Das unterstreicht auch Sina Diekmann. Als Leiterin der Abteilung Sport wird sie zu zwei Themen am häufigsten befragt: zu den Teilnehmenden und zu den Sportstätten. Ersteres ist noch nicht abschließend zu beurteilen, die finalen Meldelisten müssen bis zum 16. Juni eingereicht werden. Jedem nationalen Verband ist die Kommunikation dazu freigestellt, der ADH hatte am vergangenen Dienstag die ersten Athlet*innen im Taekwondo und der Rhythmischen Sportgymnastik präsentiert, darunter die Olympiavierte Margarita Kolosov (21/Schmiden). Weitere Nominierungsrunden folgen im Mai und Juni. „International zeichnet sich ab, dass wir sehr spannende Athlet*innen werden präsentieren können. So plant zum Beispiel Australien, im Schwimmen mit dem kompletten Olympia-Perspektivkader für Los Angeles 2028 anzutreten. Im Basketball sind sowohl in der klassischen Hallenvariante als auch im 3x3 bei beiden Geschlechtern starke College-Teams aus den USA dabei“, sagt sie.

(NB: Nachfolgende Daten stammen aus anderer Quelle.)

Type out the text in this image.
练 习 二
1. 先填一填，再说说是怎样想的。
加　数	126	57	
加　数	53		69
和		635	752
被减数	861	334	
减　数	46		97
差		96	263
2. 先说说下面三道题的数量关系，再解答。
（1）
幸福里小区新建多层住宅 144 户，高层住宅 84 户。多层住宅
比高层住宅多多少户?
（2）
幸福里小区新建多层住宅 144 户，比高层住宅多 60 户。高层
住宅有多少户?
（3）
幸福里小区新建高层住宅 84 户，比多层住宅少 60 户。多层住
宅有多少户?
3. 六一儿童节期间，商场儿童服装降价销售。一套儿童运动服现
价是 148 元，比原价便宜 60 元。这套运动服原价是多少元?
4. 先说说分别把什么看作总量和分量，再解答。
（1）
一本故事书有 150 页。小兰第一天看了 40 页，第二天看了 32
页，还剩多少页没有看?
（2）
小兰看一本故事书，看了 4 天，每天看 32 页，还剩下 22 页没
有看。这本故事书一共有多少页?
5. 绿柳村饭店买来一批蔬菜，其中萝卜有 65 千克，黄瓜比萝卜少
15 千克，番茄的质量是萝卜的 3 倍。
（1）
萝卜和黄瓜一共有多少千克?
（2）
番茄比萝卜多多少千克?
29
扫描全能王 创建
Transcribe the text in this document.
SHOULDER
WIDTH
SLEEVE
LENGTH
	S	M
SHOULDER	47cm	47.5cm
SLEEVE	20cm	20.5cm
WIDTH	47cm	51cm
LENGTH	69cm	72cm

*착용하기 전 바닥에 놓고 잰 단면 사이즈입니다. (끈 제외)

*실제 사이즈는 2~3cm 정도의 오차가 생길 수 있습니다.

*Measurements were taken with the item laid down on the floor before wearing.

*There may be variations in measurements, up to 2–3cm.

Was die Sportstätten angeht, empfindet sie die Bandbreite der Geschichten, die mit diesen verbunden ist, als besonders faszinierend. „Wir haben die Jahrhunderthalle in Bochum, die beispielhaft für die Region und ihre Kultur steht. Wir haben das neu gebaute Lohrheide-Stadion in Bochum-Wattenscheid, in dem wir das erste Sportevent nach dem Umbau veranstalten. Hagen hat eine lange Basketballtradition, Mülheim an der Ruhr ist ein starker Standort für Badminton, und in Duisburg haben wir mit dem Sportpark, dem Landschaftspark Duisburg-Nord und der Schauinsland-Reisen-Arena, wo die Eröffnungsfeier stattfindet, spektakuläre Locations. In Essen wird die Messe, wo allein sechs Sportarten laufen, Herzstück des Multisportevents sein. Da kann ich keinen Standort herausheben, alle sind auf ihre Art spannend.“
Besonders wichtig ist den Organisatoren ein niedrigschwelliges Angebot, um alle Gesellschaftsschichten zu erreichen. Tickets für einzelne Sportevents sind bereits für 18,00 Euro erhältlich, dazu gibt es Tageskarten für alle Veranstaltungen in einer Stadt für 13,00 Euro und die Dauerkarte (Ground Pass) für 79,00 Euro, die zum Eintritt zu allen Veranstaltungen in allen Städten an allen Tagen berechtigt (exklusive Eröffnungs- und Schlussfeier). In NRW ist die Nutzung des Nahverkehrs im Preis inbegriffen. Ein umfangreiches Kulturprogramm, unter anderem mit Konzerten von Deutsch-Rapper Ski Aggu und der Brasspop-Band Querbeat, rundet das Angebot ab, zudem ist das Programm des Ruhr Games Festivals in Bochum (17. bis 20. Juli) integriert. „Wir wollen die volle Wucht eines Multisport-Events mit tollem Kulturprogramm verbinden“, sagt Sina Diekmann.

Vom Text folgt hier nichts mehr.